The Governor's Baldspot: Has the Blame Game finally gone too far?

Scott Walker has been playing the blame game forever - most notably in blaming former governor Jim Doyle and/or President Obama for everything that happened, ever, either before, during, or after he took office.

But his latest, most bizarre claim, might be the tipping point for Wisconsinites who've had enough of his failure to take responsibility for his administration's many failures.

And it's all about The Baldspot.

Apparently, the governor is so insecure about this that he felt strangely compelled to compensate for it by drawing attention to its dominant appearance in the cartoons of Phil Hands.  However, rather than laugh it off in a self-depreciating way, as he apparently intended, Walker instinctively launched into an elaborate story about how the bald spot isn't his fault:
The bald spot, he said, was the result of a repair incident in the kitchen when he banged his head on an open kitchen cabinet door while making repairs requested by his wife, Tonette.
She kept telling him to go to the doctor to get the scar on his head looked at, he said.
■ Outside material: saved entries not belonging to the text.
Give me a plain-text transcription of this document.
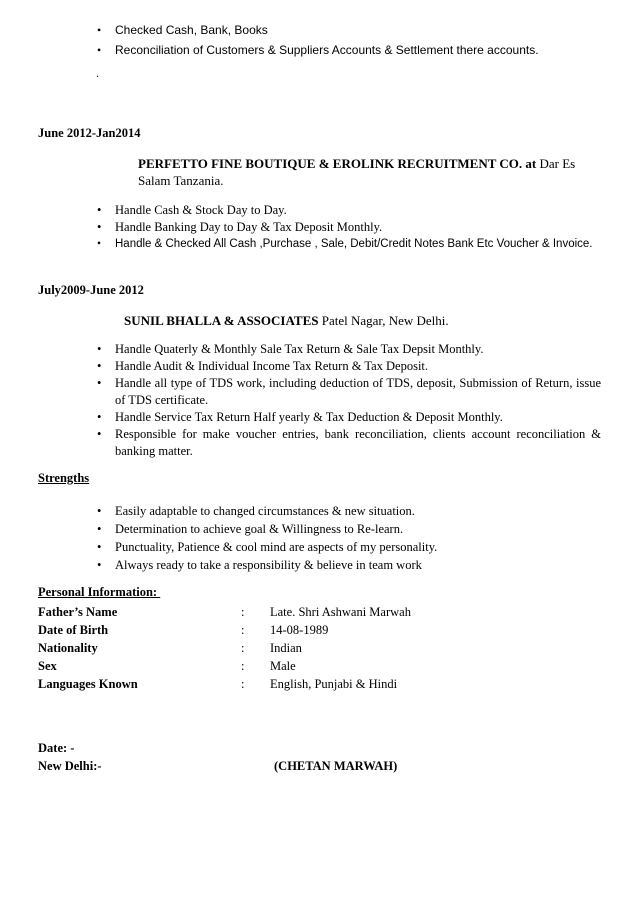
• Checked Cash, Bank, Books
• Reconciliation of Customers & Suppliers Accounts & Settlement there accounts.
.
June 2012-Jan2014
PERFETTO FINE BOUTIQUE & EROLINK RECRUITMENT CO. at Dar Es
Salam Tanzania.
• Handle Cash & Stock Day to Day.
• Handle Banking Day to Day & Tax Deposit Monthly.
• Handle & Checked All Cash ,Purchase , Sale, Debit/Credit Notes Bank Etc Voucher & Invoice.
July2009-June 2012
SUNIL BHALLA & ASSOCIATES Patel Nagar, New Delhi.
• Handle Quaterly & Monthly Sale Tax Return & Sale Tax Depsit Monthly.
• Handle Audit & Individual Income Tax Return & Tax Deposit.
• Handle all type of TDS work, including deduction of TDS, deposit, Submission of Return, issue of TDS certificate.
• Handle Service Tax Return Half yearly & Tax Deduction & Deposit Monthly.
• Responsible for make voucher entries, bank reconciliation, clients account reconciliation & banking matter.
Strengths
• Easily adaptable to changed circumstances & new situation.
• Determination to achieve goal & Willingness to Re-learn.
• Punctuality, Patience & cool mind are aspects of my personality.
• Always ready to take a responsibility & believe in team work
Personal Information:
Father’s Name	: Late. Shri Ashwani Marwah
Date of Birth	: 14-08-1989
Nationality	: Indian
Sex	: Male
Languages Known	: English, Punjabi & Hindi
Date: -
New Delhi:-	(CHETAN MARWAH)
When he finally did, the doctor said his hair would never grow back in that spot, the governor explained.
Tonette still points to the bald spot as a reminder that he should always listen to his wife, he said.
Now, first of all, WHO CARES IF HE IS BALDING?!  Why are even talking about this totally inconsequential matter when half a million Wisconsinites are uninsured, our state is dead last in jobs growth, our public education system is under direct attack, and hundreds of thousands of families are barely making ends meet?

And yet...I can't help but fixate on this moment - not because I care about The Baldspot, but because I can't help but wonder:

How pathological a liar do you have to be to blame a cabinet,
and, in a passive-aggressive way, your wife - for your bald spot?  

If she hadn't made him fix that cabinet, he could be Fabio right now.  Or at least Paul Ryan.

And in case you're giving the Governor the benefit of the doubt here, I present Exhibit A:
The Baldspot

Blaming a cabinet - and by extension his wife for making him fix it - for this um, "scar," is outrageous.

But it's par for the course in Walker's blame game.

Governor Walker blames a cabinet for his bald spot like he blames workers for not being "skilled enough" to have jobs.  When the myth of the "skills gap" has been disproven time and time again.

Like he blames teachers for the failings of underfunded schools.  When his cuts to public education are the largest in history.

Like he blames students in poverty for not "performing" and says the only solution is to privatize public schools.  When his demands for "accountability" prevent educators from focusing on the students who need the most help, and his voucher expansion is destroying the very fabric of the social contract that provides an equal playing ground for all Wisconsinites.

Like he blames the uninsured and underemployed for not being enterprising enough to get "good jobs" that pay a living wage. When he laughs about the $144K salary he earns as governor not being "real money" and insists that the minimum wage "doesn't serve a purpose."  And the insurance companies who contributed to his campaign are seeing massive paybacks from his decision to reject OUR federal taxdollars in Medicaid funds to keep people off BadgerCare.

Scott Walker is not new to the blame game.  It comes very naturally to him.

But when you blame a cabinet for your bald spot, people have to stop to wonder.

If we can't trust him to be honest about such a trivial matter, how can we trust him on anything?
The short answer is: we don't.

At least half of us, who've been paying close attention for the past 4 years, have been calling out the governor's fabrications all along.  Even on the right-leaning Politifact, 68% of his statements that have been put to the test have not passed the lie-detector.  And yet: the governor's success in "dividing and conquering" this state during an already divisive national political climate has been enormous: people on Team Walker are now assumed to be so firmly entrenched in their belief in him that they won't question any of his prevarications.

But maybe, just maybe, a little white lie will be big enough to wake up "the believers" and plant some seeds of doubt.  And maybe, just maybe, people who haven't been paying much attention - or who've been dismissing the he said/she said as more partisan bickering will start to see the light. 

It's a matter of principle.

And Wisconsin deserves better.



1 comment:

  1. You've really got to start wondering about the moral and ethical constitution of half of the electorate. Especially when you consider their self-professed religious convictions.